– Мне очень, очень жаль, – сказал он, – но мои «чтецы» совершенно единодушны. Из того, что я прочел сам, мне показалось, что вы слишком серьезны. А также чрезмерно саркастичны в некоторых выпадах против общества. Дорогой мой, так не пойдет. Никогда не вините общество, ведь именно оно покупает книги! Вот если бы вы могли написать модную любовную историю, немного, знаете ли, risqué[2], и даже более чем risqué, если уж на то пошло. Вот это для нашего времени…
– Простите, – устало перебил я. – А вы уверены, что действительно знаете вкусы читателей?
Он улыбнулся вежливо и снисходительно: по-видимому, его позабавило проявленное мной невежество.

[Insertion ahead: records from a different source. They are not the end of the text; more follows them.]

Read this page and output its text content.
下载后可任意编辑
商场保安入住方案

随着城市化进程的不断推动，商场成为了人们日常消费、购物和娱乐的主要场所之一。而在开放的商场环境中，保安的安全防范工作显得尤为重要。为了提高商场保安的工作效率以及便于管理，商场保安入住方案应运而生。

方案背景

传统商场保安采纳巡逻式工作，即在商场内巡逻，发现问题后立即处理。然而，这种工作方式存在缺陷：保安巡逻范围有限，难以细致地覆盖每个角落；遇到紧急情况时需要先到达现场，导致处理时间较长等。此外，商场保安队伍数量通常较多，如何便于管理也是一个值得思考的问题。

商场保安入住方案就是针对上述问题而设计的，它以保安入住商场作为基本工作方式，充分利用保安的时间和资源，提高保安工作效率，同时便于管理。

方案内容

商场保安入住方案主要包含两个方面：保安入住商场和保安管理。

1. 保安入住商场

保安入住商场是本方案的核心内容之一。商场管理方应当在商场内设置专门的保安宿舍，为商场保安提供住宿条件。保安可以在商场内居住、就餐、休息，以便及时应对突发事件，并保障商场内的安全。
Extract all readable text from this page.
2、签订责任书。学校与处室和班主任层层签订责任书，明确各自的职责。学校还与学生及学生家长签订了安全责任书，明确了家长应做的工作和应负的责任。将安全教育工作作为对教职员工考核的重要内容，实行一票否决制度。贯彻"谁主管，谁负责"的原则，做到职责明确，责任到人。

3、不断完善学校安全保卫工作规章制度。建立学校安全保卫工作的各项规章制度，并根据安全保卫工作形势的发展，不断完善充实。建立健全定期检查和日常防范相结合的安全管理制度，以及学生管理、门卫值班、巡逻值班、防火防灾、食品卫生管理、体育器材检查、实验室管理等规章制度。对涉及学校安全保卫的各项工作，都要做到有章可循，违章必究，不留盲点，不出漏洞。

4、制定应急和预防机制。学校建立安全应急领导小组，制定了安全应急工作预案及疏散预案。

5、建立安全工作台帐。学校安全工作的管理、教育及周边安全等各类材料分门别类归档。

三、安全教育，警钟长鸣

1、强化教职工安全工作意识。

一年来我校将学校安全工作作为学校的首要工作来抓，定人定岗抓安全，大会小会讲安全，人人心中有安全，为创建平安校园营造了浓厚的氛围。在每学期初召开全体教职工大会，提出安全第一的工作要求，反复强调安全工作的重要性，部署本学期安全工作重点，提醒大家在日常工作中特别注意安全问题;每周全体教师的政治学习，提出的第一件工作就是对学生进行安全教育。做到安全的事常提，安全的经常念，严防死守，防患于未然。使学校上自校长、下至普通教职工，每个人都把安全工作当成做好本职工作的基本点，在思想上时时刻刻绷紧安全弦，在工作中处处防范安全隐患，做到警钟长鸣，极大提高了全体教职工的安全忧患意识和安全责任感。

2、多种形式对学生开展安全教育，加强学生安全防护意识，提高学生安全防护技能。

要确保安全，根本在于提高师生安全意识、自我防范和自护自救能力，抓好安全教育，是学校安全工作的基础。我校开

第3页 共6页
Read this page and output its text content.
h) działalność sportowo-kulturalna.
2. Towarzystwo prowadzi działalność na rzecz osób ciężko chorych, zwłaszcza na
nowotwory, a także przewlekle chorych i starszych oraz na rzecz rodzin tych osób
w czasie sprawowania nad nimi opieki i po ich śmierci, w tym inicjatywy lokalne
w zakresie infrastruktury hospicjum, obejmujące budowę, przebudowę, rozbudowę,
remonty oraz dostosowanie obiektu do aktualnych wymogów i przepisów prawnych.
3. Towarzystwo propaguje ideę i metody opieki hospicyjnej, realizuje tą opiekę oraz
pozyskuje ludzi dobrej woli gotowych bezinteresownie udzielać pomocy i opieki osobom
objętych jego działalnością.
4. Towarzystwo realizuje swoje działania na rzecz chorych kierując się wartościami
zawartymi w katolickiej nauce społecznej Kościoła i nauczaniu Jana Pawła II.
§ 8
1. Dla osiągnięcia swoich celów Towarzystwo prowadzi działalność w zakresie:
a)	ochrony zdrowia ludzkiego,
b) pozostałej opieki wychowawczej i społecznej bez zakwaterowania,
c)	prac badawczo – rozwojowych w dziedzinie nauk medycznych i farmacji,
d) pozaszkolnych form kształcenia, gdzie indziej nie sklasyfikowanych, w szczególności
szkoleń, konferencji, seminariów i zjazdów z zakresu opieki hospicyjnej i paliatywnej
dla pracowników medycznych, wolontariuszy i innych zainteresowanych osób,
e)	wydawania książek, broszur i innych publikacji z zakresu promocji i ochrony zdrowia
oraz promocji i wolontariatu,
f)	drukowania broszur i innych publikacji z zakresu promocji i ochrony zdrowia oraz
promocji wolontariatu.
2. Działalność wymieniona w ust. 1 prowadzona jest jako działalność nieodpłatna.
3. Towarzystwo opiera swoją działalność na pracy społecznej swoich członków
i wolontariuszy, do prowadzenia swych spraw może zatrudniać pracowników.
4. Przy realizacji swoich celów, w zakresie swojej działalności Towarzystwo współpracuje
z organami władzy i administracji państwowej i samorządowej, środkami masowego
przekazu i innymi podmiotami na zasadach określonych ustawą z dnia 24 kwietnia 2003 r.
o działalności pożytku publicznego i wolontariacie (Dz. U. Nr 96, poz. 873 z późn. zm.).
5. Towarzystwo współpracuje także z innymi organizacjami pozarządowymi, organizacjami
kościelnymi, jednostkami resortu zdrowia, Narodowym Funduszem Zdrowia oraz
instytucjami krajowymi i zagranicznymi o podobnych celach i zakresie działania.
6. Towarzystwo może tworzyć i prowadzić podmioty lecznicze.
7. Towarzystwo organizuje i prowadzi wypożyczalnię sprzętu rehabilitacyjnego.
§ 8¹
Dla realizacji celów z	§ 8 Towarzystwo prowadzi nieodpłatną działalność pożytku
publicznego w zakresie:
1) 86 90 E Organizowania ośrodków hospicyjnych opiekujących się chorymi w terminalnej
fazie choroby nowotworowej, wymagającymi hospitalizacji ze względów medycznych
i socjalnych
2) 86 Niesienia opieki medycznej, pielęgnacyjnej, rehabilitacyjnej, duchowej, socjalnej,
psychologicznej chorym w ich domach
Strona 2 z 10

– Разумеется, – ответил он, – ведь это моя работа: знать вкус публики так же хорошо, как собственный карман. Поймите, я не предлагаю вам написать книгу на какую-нибудь уж совсем неприличную тему, которую можно смело рекомендовать только женщине из «новых», – тут он засмеялся, – но поверьте мне, что ваша высоколобая художественная литература не продается. Прежде всего, она не нравится критикам. А что обязательно понравится и им, и читающей публике, так это реалистическая история несколько сенсационного характера, рассказанная скупым газетным языком. Литературный английский – аддисоновский английский – воспринимается как одна сплошная ошибка.
– И я тоже одна сплошная ошибка, – сказал я с натянутой улыбкой. – Во всяком случае, если то, что вы говорите, правда, то я должен положить перо и заняться другим делом. Я настолько старомоден, что считаю Литературу высшим из человеческих занятий и не хотел бы присоединяться к тем, кто сознательно унижает ее.
Издатель бросил на меня быстрый взгляд – пренебрежительный и в то же время недоверчивый.
– Ну-ну! – произнес он после паузы. – А вы, я смотрю, не чужды донкихотства. Но это пройдет. Не желаете ли сходить со мной в клуб поужинать?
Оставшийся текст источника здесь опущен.